Brazil: Resistance in the Forte de Santo Antonio
Information
In Bahía, associations including the GCAP looked after poverty-stricken children by encouraging them to engage in traditional dances, including capoeira. This dance, which is of Africa origin, chiefly Angola, often compared to a martial art. It was created by slaves who practised it to the sound of an instrument of Bantu origin, the berimbau. The film gives us a peek behind the doors of a school run by master Moraes, where children practise making the different figures of capoeira and then takes us to visit a musician and maker of berimbaus.
Context
While a modernized variant of capoeira, promoted by Bimba's students, the masters of Bahia like Carlos Senna as well as the county's sports authorities, was dominant in Brazil and is the most exported to other countries, the Bahia-born Moraes, then a soldier stationed in Rio de Janeiro, founded another group in 1980 called the CGAP, which was soon to leave for Salvador.

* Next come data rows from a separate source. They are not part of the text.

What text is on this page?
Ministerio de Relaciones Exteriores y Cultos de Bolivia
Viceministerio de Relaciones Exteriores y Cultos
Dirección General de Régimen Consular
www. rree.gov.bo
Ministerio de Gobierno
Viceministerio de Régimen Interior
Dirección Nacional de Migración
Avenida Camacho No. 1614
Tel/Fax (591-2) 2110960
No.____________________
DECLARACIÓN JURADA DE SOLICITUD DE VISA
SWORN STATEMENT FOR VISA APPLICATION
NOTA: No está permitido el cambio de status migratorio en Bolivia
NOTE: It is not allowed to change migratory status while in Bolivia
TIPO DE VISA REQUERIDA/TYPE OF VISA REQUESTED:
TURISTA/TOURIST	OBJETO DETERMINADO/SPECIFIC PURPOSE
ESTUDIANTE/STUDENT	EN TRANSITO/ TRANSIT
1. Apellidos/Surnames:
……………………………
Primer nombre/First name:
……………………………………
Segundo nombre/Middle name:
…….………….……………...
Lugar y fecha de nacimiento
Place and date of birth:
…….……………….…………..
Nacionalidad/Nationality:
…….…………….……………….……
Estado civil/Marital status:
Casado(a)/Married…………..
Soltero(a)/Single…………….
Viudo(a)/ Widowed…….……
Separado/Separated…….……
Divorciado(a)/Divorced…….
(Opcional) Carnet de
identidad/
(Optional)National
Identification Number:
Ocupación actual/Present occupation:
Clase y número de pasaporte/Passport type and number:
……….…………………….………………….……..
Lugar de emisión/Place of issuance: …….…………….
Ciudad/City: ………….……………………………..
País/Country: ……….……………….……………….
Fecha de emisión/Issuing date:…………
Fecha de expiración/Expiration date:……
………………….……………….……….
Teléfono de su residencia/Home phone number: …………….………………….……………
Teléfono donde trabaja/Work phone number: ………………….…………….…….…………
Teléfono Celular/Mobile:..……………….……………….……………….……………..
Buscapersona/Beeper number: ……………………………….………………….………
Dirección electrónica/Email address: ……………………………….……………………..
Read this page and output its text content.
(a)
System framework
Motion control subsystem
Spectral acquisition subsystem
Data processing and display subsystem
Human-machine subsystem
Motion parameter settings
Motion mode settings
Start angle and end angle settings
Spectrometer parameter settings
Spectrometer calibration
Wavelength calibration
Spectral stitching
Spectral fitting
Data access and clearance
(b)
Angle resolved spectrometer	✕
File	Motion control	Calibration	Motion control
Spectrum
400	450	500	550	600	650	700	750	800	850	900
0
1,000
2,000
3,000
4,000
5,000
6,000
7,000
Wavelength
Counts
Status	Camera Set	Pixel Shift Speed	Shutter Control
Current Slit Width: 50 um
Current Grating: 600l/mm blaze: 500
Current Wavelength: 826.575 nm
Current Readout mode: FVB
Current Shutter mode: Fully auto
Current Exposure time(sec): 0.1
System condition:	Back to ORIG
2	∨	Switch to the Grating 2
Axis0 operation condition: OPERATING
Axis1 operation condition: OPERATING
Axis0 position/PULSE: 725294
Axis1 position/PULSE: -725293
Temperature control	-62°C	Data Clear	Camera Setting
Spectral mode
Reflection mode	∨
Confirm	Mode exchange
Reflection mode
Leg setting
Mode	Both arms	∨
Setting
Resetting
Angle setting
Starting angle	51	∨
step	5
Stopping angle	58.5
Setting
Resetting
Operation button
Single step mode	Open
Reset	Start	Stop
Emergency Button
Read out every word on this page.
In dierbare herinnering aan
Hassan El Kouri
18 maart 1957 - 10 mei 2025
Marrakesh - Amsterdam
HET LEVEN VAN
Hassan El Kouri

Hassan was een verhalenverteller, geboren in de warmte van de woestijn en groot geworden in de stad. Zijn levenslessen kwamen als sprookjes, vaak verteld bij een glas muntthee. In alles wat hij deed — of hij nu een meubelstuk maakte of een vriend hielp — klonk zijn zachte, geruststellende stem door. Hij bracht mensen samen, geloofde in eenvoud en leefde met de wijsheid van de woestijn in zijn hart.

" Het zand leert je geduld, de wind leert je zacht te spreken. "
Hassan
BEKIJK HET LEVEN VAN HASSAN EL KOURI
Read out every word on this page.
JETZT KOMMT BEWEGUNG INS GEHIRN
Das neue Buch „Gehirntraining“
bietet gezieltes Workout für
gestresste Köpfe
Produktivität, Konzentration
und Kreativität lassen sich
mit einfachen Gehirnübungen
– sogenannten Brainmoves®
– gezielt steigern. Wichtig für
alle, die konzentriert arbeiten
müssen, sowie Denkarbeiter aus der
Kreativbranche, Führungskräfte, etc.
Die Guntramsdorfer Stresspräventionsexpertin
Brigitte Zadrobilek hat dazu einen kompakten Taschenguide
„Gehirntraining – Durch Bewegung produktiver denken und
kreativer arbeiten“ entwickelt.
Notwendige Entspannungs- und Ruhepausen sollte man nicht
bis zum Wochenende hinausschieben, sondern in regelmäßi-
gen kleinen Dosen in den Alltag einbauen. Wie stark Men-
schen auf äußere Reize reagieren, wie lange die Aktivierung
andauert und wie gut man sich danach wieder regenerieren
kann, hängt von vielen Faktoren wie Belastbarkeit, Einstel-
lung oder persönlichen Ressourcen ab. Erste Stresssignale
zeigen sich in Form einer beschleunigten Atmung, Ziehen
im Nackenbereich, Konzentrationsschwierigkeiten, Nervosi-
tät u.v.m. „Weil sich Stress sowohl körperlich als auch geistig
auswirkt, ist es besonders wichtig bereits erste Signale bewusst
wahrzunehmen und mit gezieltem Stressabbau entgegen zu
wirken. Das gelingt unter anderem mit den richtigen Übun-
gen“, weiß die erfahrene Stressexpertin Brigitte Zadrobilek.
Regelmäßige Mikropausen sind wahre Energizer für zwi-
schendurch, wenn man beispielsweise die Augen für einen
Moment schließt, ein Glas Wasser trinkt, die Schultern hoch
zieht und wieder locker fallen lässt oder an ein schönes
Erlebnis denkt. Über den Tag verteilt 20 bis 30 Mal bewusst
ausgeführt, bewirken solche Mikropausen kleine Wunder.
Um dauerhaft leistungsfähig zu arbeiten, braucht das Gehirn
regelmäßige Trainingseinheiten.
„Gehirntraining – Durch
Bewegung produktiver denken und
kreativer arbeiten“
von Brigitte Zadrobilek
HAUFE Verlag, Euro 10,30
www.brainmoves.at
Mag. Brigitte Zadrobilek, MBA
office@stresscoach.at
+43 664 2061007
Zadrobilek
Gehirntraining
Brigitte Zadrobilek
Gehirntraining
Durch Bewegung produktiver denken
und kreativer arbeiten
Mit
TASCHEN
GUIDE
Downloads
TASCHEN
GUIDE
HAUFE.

It differentiated itself from the common styles of capoeira; it was decidedly ethnic and combative, as opposed to the predominant idea up until then of a gradual and friendly fusion of the «three races» living in Brazil.
It adopted the yellow and black uniform invented by master Pastinha and promoted the assertion that capoeira was a relic of a game that originated from Africa on board slave ships. First and foremost, the GCAP sought to restore and promote elements that had been lost in trying to turn capoeira into a sport and a form of entertainment, i.e. the slow and clever game with its black style of movements which had nothing to do with the aesthetic of ballet and gymnastics.
Faced with the hostility of the other groups, the renewed capoeira angola demonstrated its vitality by forming groups and trends, and ended up as one of the main styles, which capoeirists from all backgrounds borrowed elements from.
The modern capoeira angola founded by Moraes, Professor of English by profession, is an educational process. As such, it was the subject of several academic studies, in Brazil and elsewhere.